Сегодня понедельник. Лучший день недели.
Сейчас полдень, и мы обе садимся за стол в кухне. На этой неделе у нас пицца с чоризо и лимонад. На десерт Маргарита купила для меня в кондитерской маленькое шоколадное пирожное. Пирожное только одно: Маргарита утверждает, что ей нельзя из-за диабета. Но я думаю, что оно ей дороговато.
Пирожное называется «опера», никогда не ела ничего вкуснее.
Я даже расплакалась.
Маргарита тоже растрогалась и гладит меня по щеке. Я ей говорю, что все в порядке, что просто я очень рада быть здесь, с ней. Я вытираю слезы и варю кофе. Она спрашивает меня, чего бы мне хотелось, я от удивления немею. Немного размышляю и говорю:
– Книгу.
– Книгу? Ты читать умеешь?
По-видимому, это ее изумляет.
– А где ты научилась читать?
– В моей бывшей семье.
– Гм… И какую же книгу?
– Интересную. Где счастливые люди.
Она улыбается и поднимается на ноги. Ей тяжело ходить, поэтому она берет палку и исчезает в гостиной. Проходит три минуты, и она приносит мне книгу. Книжка маленькая, ну и хорошо. Так ее будет проще спрятать на лоджии.
– Спасибо, – благодарю я Маргариту, рассматривая книгу. – Я верну ее вам, когда прочитаю!

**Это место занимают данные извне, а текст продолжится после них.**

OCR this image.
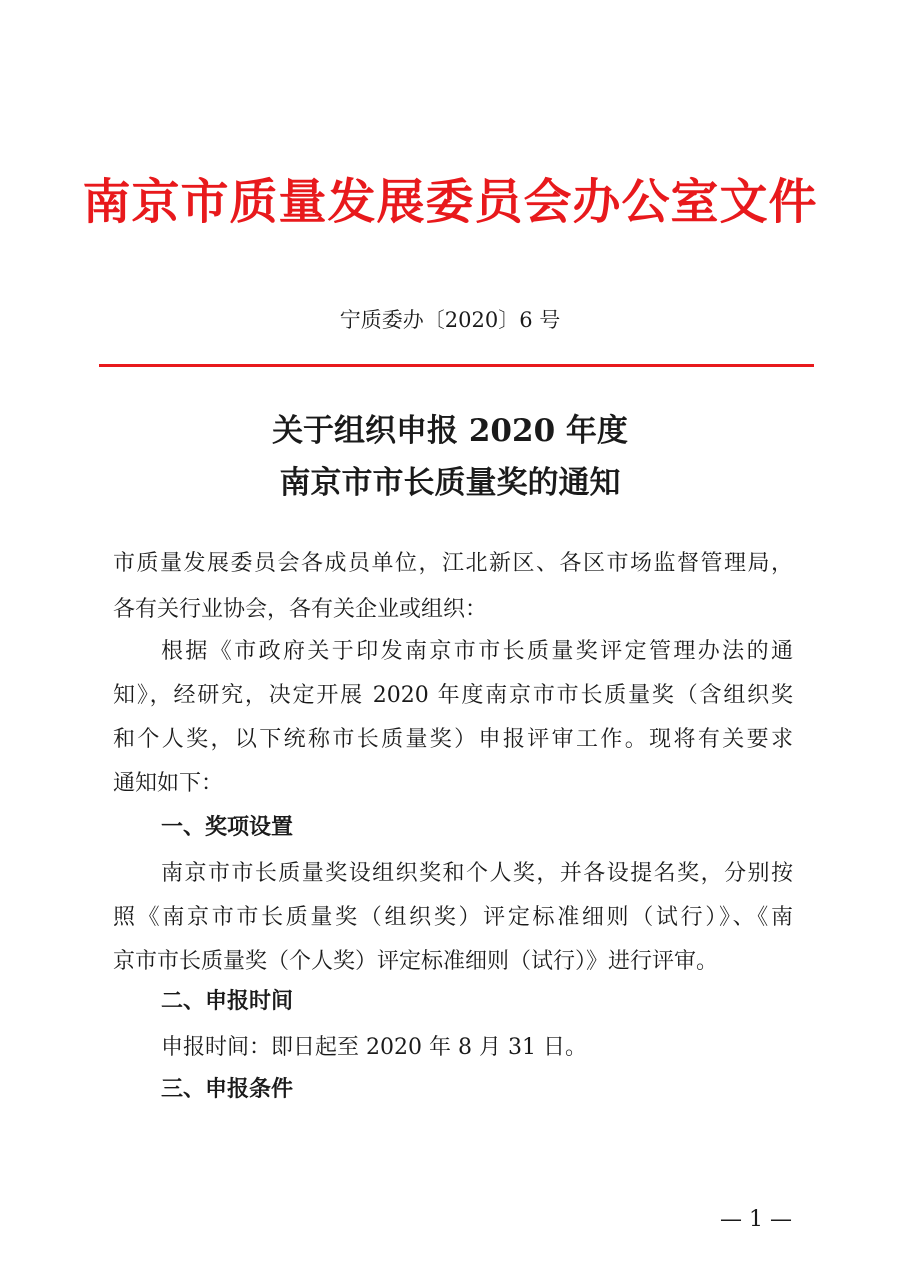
南京市质量发展委员会办公室文件
宁质委办〔2020〕6 号
关于组织申报 2020 年度
南京市市长质量奖的通知
市质量发展委员会各成员单位，江北新区、各区市场监督管理局，
各有关行业协会，各有关企业或组织：
根据《市政府关于印发南京市市长质量奖评定管理办法的通
知》，经研究，决定开展 2020 年度南京市市长质量奖（含组织奖
和个人奖，以下统称市长质量奖）申报评审工作。现将有关要求
通知如下：
一、奖项设置
南京市市长质量奖设组织奖和个人奖，并各设提名奖，分别按
照《南京市市长质量奖（组织奖）评定标准细则（试行）》、《南
京市市长质量奖（个人奖）评定标准细则（试行）》进行评审。
二、申报时间
申报时间：即日起至 2020 年 8 月 31 日。
三、申报条件
— 1 —
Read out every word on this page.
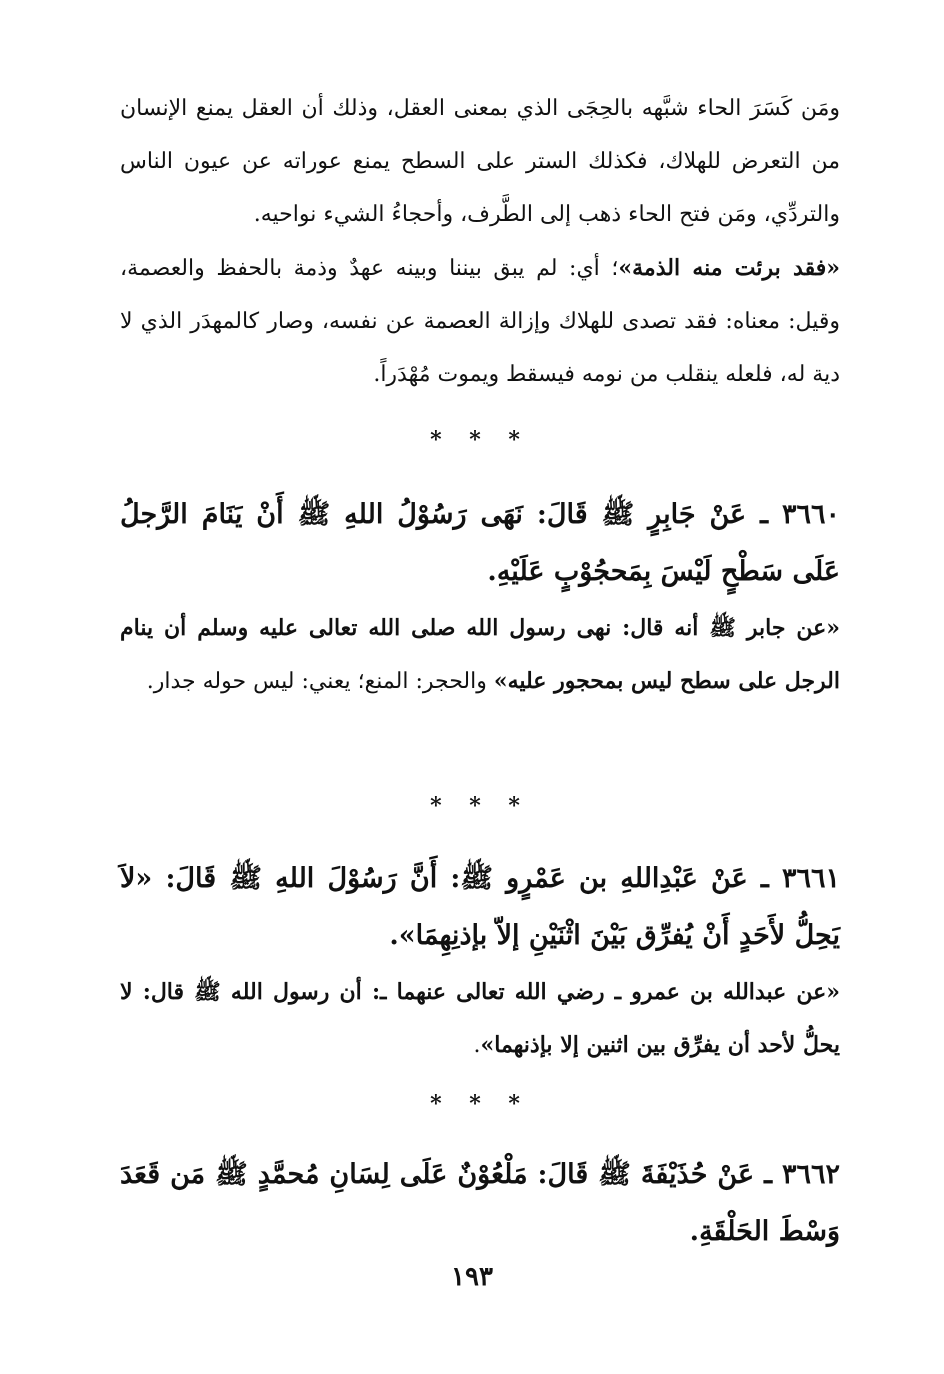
ومَن كَسَرَ الحاء شبَّهه بالحِجَى الذي بمعنى العقل، وذلك أن العقل يمنع الإنسان من التعرض للهلاك، فكذلك الستر على السطح يمنع عوراته عن عيون الناس والتردِّي، ومَن فتح الحاء ذهب إلى الطَّرف، وأحجاءُ الشيء نواحيه.

«فقد برئت منه الذمة»؛ أي: لم يبق بيننا وبينه عهدٌ وذمة بالحفظ والعصمة، وقيل: معناه: فقد تصدى للهلاك وإزالة العصمة عن نفسه، وصار كالمهدَر الذي لا دية له، فلعله ينقلب من نومه فيسقط ويموت مُهْدَراً.

* * *

٣٦٦٠ ـ عَنْ جَابِرٍ ﷺ قَالَ: نَهَى رَسُوْلُ اللهِ ﷺ أَنْ يَنَامَ الرَّجلُ عَلَى سَطْحٍ لَيْسَ بِمَحجُوْبٍ عَلَيْهِ.

«عن جابر ﷺ أنه قال: نهى رسول الله صلى الله تعالى عليه وسلم أن ينام الرجل على سطح ليس بمحجور عليه» والحجر: المنع؛ يعني: ليس حوله جدار.

* * *

٣٦٦١ ـ عَنْ عَبْدِاللهِ بن عَمْرٍو ﷺ: أَنَّ رَسُوْلَ اللهِ ﷺ قَالَ: «لاَ يَحِلُّ لأَحَدٍ أَنْ يُفرِّق بَيْنَ اثْنَيْنِ إلاّ بإذنِهِمَا».

«عن عبدالله بن عمرو ـ رضي الله تعالى عنهما ـ: أن رسول الله ﷺ قال: لا يحلُّ لأحد أن يفرِّق بين اثنين إلا بإذنهما».

* * *

٣٦٦٢ ـ عَنْ حُذَيْفَةَ ﷺ قَالَ: مَلْعُوْنٌ عَلَى لِسَانِ مُحمَّدٍ ﷺ مَن قَعَدَ وَسْطَ الحَلْقَةِ.

١٩٣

– И тогда я тебе другую дам, если захочешь.
Я радуюсь.
– Только Межде не говорите, хорошо?
– Хорошо, – улыбается Маргарита. – Это будет нашей маленькой тайной!
Книга старая, страницы пожелтели от времени. Но это большое сокровище. Бесценное. Я громко читаю название, как будто хочу ей доказать, что не обманываю:
– «Малыш», Альфонс Доде.
– Это прекрасная книга, вот увидишь, – добавляет Маргарита. – Уверена, она тебе понравится.
Она пьет кофе, а я начинаю мыть посуду.
Я бы хотела, чтобы неделя состояла только из понедельников.
Межда заглядывает в кухню и сухо говорит Таме:
– Сын придет обедать. Так что приготовь что-нибудь вкусное, ясно?
– Да, мадам.
Как только Межда выходит, Тама улыбается. Она смотрит, что есть в холодильнике и шкафчиках, ищет самые лучшие продукты, чтобы выполнить поручение хозяйки дома, но на самом деле, чтобы доставить удовольствие Изри. Она вспоминает, что он любит курицу, и находит в морозилке тушку. Она решает приготовить курицу с лимонами, а на гарнир овощи и рис с шафраном. На закуску она сделает марокканский салат.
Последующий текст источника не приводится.